Место было не простое, особенное.
Всякий день после молитвы, когда учитель Иван Иванович запирал в шкапчик журнал, чернильницу и ручку, только с Павлушкина места можно было заглянуть в этот шкапчик.
И чего-чего только в шкапчике не хранилось: разные коробочки, ножички, картинки, кораблики, раковинки, стрелки.
Так повелось: если кто из учеников приносил в класс какую-нибудь любопытную вещицу, Иван Иванович отбирал ее и прямо в шкапчик.
Гимназия была старая, Иван Иванович -- старый, шкапчик -- битком набит.
Раз Павлуша слоненка подсмотрел.
Серый слоненок, как настоящий, с хоботом и клыками, а уши мягкие, большие, и хвостик.
"Там, пожалуй, и еще кто-нибудь такой сидит, какая-нибудь заводная машинка, пистолет или обезьянка!" -- подумал Павлушка, и завертело:
как бы это устроить, чтобы в шкапчик пробраться, потрогать все, посмотреть и с собою взять.
Долго ломал он голову, а придумать ничего не придумал, -- одному невозможно.
Хорошо, что Доронин и Воскресенский, с которыми сидел Павлушка, оказались ему наруку.
Доронин -- Трясогузка, востренький, розовенький, и озорничал, а виду не показывал, все оставалось шито-крыто.
Воскресенский -- Пугало, вихрастый и веснушчатый, лез прямо на рогатину, сух из воды никогда не выскакивал.
Прежде всего Павлушка экзамен им задал, удочку закинул.
И не ошибся. Поверил. И все трое, как один, сговорились.
Уговор лучше денег -- чур! никто никого не выдаст.
Приходили они спозаранку и приступали.
Трясогузка у дверей караулил, Павлушка с Пугалом работали.

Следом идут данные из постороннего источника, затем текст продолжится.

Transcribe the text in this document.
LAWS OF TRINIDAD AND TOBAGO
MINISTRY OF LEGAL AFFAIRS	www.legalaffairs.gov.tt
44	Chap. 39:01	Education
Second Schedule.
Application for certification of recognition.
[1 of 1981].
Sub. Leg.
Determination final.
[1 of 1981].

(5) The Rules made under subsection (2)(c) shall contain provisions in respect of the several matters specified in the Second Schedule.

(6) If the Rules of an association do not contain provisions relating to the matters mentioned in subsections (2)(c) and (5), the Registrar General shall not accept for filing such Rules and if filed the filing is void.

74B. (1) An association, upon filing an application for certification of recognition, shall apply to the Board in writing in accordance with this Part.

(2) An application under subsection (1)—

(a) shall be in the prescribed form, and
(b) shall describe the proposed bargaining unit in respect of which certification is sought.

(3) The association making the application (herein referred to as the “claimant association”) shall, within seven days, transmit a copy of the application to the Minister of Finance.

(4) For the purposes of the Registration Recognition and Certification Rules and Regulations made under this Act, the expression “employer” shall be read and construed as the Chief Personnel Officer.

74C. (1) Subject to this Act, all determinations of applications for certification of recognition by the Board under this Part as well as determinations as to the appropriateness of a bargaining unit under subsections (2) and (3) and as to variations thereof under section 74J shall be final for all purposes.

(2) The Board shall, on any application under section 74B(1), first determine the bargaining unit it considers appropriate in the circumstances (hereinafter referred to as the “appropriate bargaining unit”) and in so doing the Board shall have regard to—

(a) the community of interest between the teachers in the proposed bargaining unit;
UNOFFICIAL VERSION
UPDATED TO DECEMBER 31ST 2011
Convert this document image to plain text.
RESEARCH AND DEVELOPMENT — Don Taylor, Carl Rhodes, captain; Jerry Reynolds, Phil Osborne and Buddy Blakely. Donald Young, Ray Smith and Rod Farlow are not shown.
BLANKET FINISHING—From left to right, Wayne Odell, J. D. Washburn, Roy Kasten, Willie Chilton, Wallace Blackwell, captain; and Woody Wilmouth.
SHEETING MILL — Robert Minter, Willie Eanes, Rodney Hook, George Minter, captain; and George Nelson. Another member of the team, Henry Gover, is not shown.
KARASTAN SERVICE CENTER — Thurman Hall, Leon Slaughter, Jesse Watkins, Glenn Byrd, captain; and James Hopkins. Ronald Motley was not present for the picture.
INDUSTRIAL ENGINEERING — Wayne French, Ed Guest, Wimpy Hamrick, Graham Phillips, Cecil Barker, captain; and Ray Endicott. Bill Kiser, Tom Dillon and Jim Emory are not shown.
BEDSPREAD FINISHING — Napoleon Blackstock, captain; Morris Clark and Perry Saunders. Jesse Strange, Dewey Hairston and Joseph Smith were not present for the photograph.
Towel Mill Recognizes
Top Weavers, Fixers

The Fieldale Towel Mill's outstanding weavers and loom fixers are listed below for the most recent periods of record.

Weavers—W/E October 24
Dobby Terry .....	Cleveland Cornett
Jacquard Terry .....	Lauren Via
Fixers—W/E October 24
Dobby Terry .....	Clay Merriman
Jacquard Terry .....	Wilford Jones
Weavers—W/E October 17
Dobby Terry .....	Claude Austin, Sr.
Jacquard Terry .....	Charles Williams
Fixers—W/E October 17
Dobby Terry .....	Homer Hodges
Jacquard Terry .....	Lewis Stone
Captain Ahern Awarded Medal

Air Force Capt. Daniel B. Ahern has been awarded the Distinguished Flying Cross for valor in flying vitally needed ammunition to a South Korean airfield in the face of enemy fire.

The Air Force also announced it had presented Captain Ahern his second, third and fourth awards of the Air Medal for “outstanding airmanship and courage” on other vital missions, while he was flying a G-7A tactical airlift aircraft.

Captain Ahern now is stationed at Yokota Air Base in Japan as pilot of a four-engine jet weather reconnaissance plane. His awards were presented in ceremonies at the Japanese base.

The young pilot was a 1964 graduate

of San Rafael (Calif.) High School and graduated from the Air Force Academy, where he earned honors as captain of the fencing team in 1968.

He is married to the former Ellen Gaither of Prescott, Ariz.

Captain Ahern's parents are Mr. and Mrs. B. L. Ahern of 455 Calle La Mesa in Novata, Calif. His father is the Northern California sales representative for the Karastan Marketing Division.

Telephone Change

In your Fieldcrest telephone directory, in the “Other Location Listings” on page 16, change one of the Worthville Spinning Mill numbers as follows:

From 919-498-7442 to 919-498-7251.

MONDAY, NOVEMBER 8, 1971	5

Ковыряли замок по-всякому: и пером и ручкой, и шпилькой и гвоздиком.
Хоть бы что -- дудки!
-- Надо стамеской, -- сопел Пугало.
-- Винти уж! -- подгонял Павлушка.
Ни с места.
И бросали, и опять сызнова.
Как-то шпилька и переломилась.
Туда -- сюда -- пропали! Кусочек засел в нутре.
Пришел Иван Иванович, прочитали молитву, стал Иван Иванович отпирать шкапчик. Туго. И так вертел, и сяк.
Пыхтел, пыхтел, насилу отпер.
-- Кто? -- спрашивает, а сам из-под очков смотрит.
Молчат.
Никто, как Павлушка с Пугалом.
Отпирались.
Не вывезло. Хуже.
-- В карцер на два часа.
Засадили их в карцер.
Сидят. А дума одна:
как шкапчик открыть, чтобы все посмотреть, потрогать и с собою взять.
-- Надо подпилком, -- решает Пугало.
-- Подпилком что! -- шурупом, раздобыть шуруп, повинтить -- и готово дело.
2
На дворе октябрь.
Кончается четверть. Скоро станет Иван Иванович баллы выводить. А у Павлушки едва тройка выходит, тройка с минусами.
Падал мокрый снег и, не долетая до мостовой, где-то ног таял.
Таял снег на крышах, только на дровах дровяного двора лежал легким белым слоем.
Было скользко, ноги не слушались.
Голодный, в длинной, сшитой на рост шинели, таща на уцелевшем ремне изодранный ранец, плелся Павлушка домой из гимназии.
И почему это он не может, не запинаясь, как Медведев, считать по порядку? И хитрости-то тут нет никакой: веди счет сзаду наперед, и только:
"33, 32, 31, 30"...
Вот и не сшибся, а тогда в классе ни с места: стал перескакивать, мяться.
"Тупая голова!" -- сказал тогда Иван Иванович и поставил двойку.
-- Тупая голова! -- Павлушка снял картуз и потрогал себя за голову, -- тупая голова... на третий год не оставят.
-- Выгонят, -- будто ветром донесло с дровяного двора.
Павлушка расстегнулся и, запрокинув голову, принялся ловить ртом снежинки.
Так невесело, так ему было невесело, -- плакать хотелось.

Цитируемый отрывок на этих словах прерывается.